Ever wonder why salted chocolate and caramel taste even better than unsalted? Or why adding a pinch of salt to cookies makes them sweeter? A group of researchers has found evidence that it's because you have intestinal cells in your taste buds.
That's right - your intestines are full of sugar sensors, and some of them are in your mouth too. Scientists already knew that many human organs have sugar sensors, which are there to help process glucose and insulin in your blood. It turns out, however, that these sensors have a different job in your mouth. According to a release about the study:
An intestinal glucose sensor also found to be located in the sweet-sensitive taste cells may provide an explanation for another mystery of sweet taste: why just a pinch of table salt tastes sweet or salt added to baked goods enhances sweet taste. Known as SGLT1, this sensor is a transporter that moves glucose into the sweet taste cell when sodium is present, thus triggering the cell to register sweetness.

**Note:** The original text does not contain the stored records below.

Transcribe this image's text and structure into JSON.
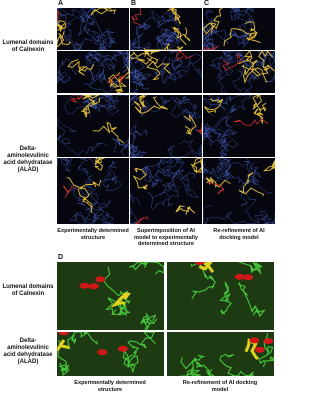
{
  "panel_labels": [
    "A",
    "B",
    "C",
    "D"
  ],
  "top_rows": [
    "Lumenal domains of Calnexin",
    "Delta-aminolevulinic acid dehydratase (ALAD)"
  ],
  "top_captions": [
    "Experimentally determined structure",
    "Superimposition of AI model to experimentally determined structure",
    "Re-refinement of AI docking model"
  ],
  "bottom_rows": [
    "Lumenal domains of Calnexin",
    "Delta-aminolevulinic acid dehydratase (ALAD)"
  ],
  "bottom_captions": [
    "Experimentally determined structure",
    "Re-refinement of AI docking model"
  ]
}
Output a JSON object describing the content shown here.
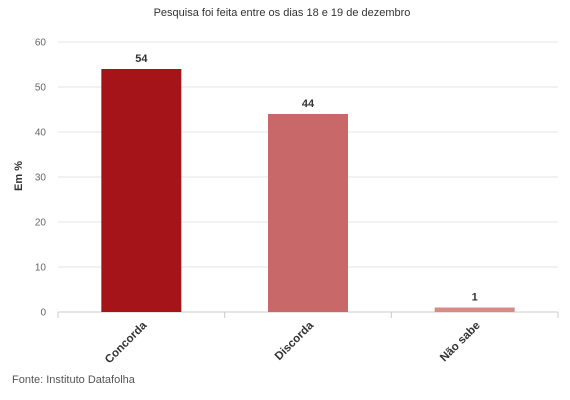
{
  "chart_data": {
    "type": "bar",
    "subtitle": "Pesquisa foi feita entre os dias 18 e 19 de dezembro",
    "ylabel": "Em %",
    "xlabel": "",
    "categories": [
      "Concorda",
      "Discorda",
      "Não sabe"
    ],
    "values": [
      54,
      44,
      1
    ],
    "data_labels": [
      "54",
      "44",
      "1"
    ],
    "colors": [
      "#a51419",
      "#c96868",
      "#d98a86"
    ],
    "ylim": [
      0,
      60
    ],
    "yticks": [
      0,
      10,
      20,
      30,
      40,
      50,
      60
    ],
    "grid": true,
    "legend": "none"
  },
  "footer": {
    "source": "Fonte: Instituto Datafolha"
  },
  "colors": {
    "grid": "#e6e6e6",
    "axis": "#cccccc"
  }
}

The upshot of the study is that our tongues are sensitive in ways we didn't realize before. Molecular neurobiologist Robert Margolskee, who worked on the study, said:
The taste system continues to amaze me at how smart it is and how it serves to integrate taste sensation with digestive processes.
Cellular physiologist Karen K. Yee, lead scientist on the study, said that knowing how our tongue's sugar sensors work could help scientists determine a way to limit sugar cravings.